Um início de semana em que Dourados, de cara lavada por
intensas chuvas, poderia conspirar como apenas mais uma semana. Porém quando o
presidente da Funai, Antonio Costa, desembarcou em Dourados, mais uma batalha
de insurgência foi deflagrada. Os Kaiowá Guarani, em numero de mais de 200
indígenas, cobraram com vigor guerreiro o descumprimento da Constituição que
ocasionou o assassinato de dezenas de indígenas nas últimas décadas no sul do
cone sul do Mato Grosso do Sul.
TAC Demarcação já
A batalha travada nesta última semana se deu quando já se
vão quase dez anos da assinatura de um Termo de Ajustamento de conduta (TAC)
para que todas as terras e territórios indígenas fossem regularizadas.
Estabeleceram-se prazos para que isso fosse realizado. Até 2009 as terras
deveriam estar todas identificadas. Porém, isso não se concretizou.
Prevaleceram mais uma vez os inimigos dos índios. O Estado brasileiro não
apenas se omitiu e curvou ante essas forças, como as transformou em práticas de
governo.
Quando o procurador federal em Dourados, Charles Estevan
Pessoa, estava participando de uma Grande Assembleia Aty Guasu na Terra
Indígena Yvy Katu, em 2007, estupefato se referiu à gravíssima situação das terras e direitos
Kaiowá e Guarani. “Se o governo, através da Funai, assumiu os direitos do vosso
povo como prioridade há cinco anos e neste período não regularizou nenhum palmo
de terra ao vosso povo, então vamos pensar juntos o que podemos fazer para
cobrar essa prioridade”.
No debate que se seguiu com as lideranças indígenas foi
definido o caminho da cobrança judicial, através de um Termo de Ajustamento de
Conduta, que seria assinado Pelo Ministério Público Federal (MPF), Funai e
lideranças Indígenas. Foi então escolhido uma delegação de 20 lideranças. No
dia 7 de novembro o TAC foi assinado, na sede da Funai, em Brasília. Marcio
Meira era o presidente do órgão indigenista.

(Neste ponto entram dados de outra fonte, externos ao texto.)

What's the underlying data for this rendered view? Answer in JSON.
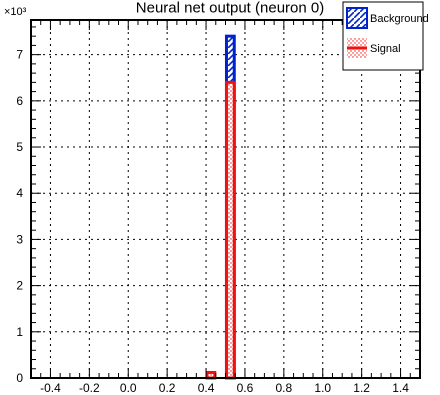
{
  "chart_data": {
    "type": "bar",
    "title": "Neural net output (neuron 0)",
    "xlabel": "",
    "ylabel": "",
    "y_exponent_label": "×10³",
    "xlim": [
      -0.5,
      1.5
    ],
    "ylim": [
      0,
      7.75
    ],
    "x_ticks": [
      "-0.4",
      "-0.2",
      "0.0",
      "0.2",
      "0.4",
      "0.6",
      "0.8",
      "1.0",
      "1.2",
      "1.4"
    ],
    "y_ticks": [
      "0",
      "1",
      "2",
      "3",
      "4",
      "5",
      "6",
      "7"
    ],
    "grid": true,
    "legend_position": "top-right",
    "bin_width": 0.05,
    "series": [
      {
        "name": "Background",
        "color": "#0022cc",
        "style": "hatched",
        "bins": [
          {
            "x": 0.525,
            "value": 7.4
          }
        ]
      },
      {
        "name": "Signal",
        "color": "#ee1111",
        "style": "dotted-fill",
        "bins": [
          {
            "x": 0.425,
            "value": 0.12
          },
          {
            "x": 0.525,
            "value": 6.4
          }
        ]
      }
    ]
  }
}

As lideranças indígenas, na época, não tinham a ilusão de
que seria fácil fazer o que estavam no papel se transformar em realidade – no
caso, o reconhecimento dos direitos às terras tradicionais e originárias. E
junto com o MPF passaram a cobrar do governo a execução das demarcações dentro
do prazo estabelecido.
A violência contra o TAC
Porém, não previam que as reações fossem tão virulentas,
violentas e genocidas. Os governantes e poder econômico do Mato Grosso do Sul
se alvoroçaram em campanhas mentirosas e reações judiciais. Afirmaram que mais
de 20 municípios seriam extintos, pois se transformariam em territórios
indígenas. Afirmaram que mais de 30% dos 36 milhões de hectares do estado do MS
seriam destinados aos Kaiowa Guarani. Foram deflagrados muitos absurdos do
gênero.
Passaram então a paralisar as demarcações e trabalhos de
identificação, judicialmente, pela violência e ameaças.
Nesta semana tivemos portanto mais um lance dessa dramática
e criminosa política. O presidente da
Funai, Ministério Público Federal e lideranças indígenas debateram e definiram
a execução do TAC. Frente aos indígenas,
o novo presidente mais uma vez reafirmou o compromisso da Funai com o
cumprimento dos termos do TAC. Elizeu Kaiowá sintetizou a angustia e a
determinação dos Kaiowá e Guarani nas seguintes palavras:
“Mais uma vez a Aty Guasu veio receber o presidente da Funai
e esperamos que ele não esteja mentindo desta vez, já foram tantos que passaram
por aqui. Se não estivessem mentindo já teriam feito o que está no TAC. Desta
vez, na presença do presidente da Funai nós, todas lideranças, jovens,
rezadores, exigimos que a Funai demarque nossos territórios. Eles não nos
enganam mais. Não queremos continuar vendo nossas lideranças serem
assassinadas. Enquanto não demarcarem vamos continuar nossas retomadas”.
A Funai, pelo descumprimento dos prazos, já deve às
comunidades afetadas mais de dois milhões de reais. Porém não existem recursos
que tragam de volta as vidas sacrificadas nesses dez anos. Os Kaiowá Guarani
querem a imediata retomada das demarcações de seus territórios e que os
responsáveis por essa omissão sejam punidos.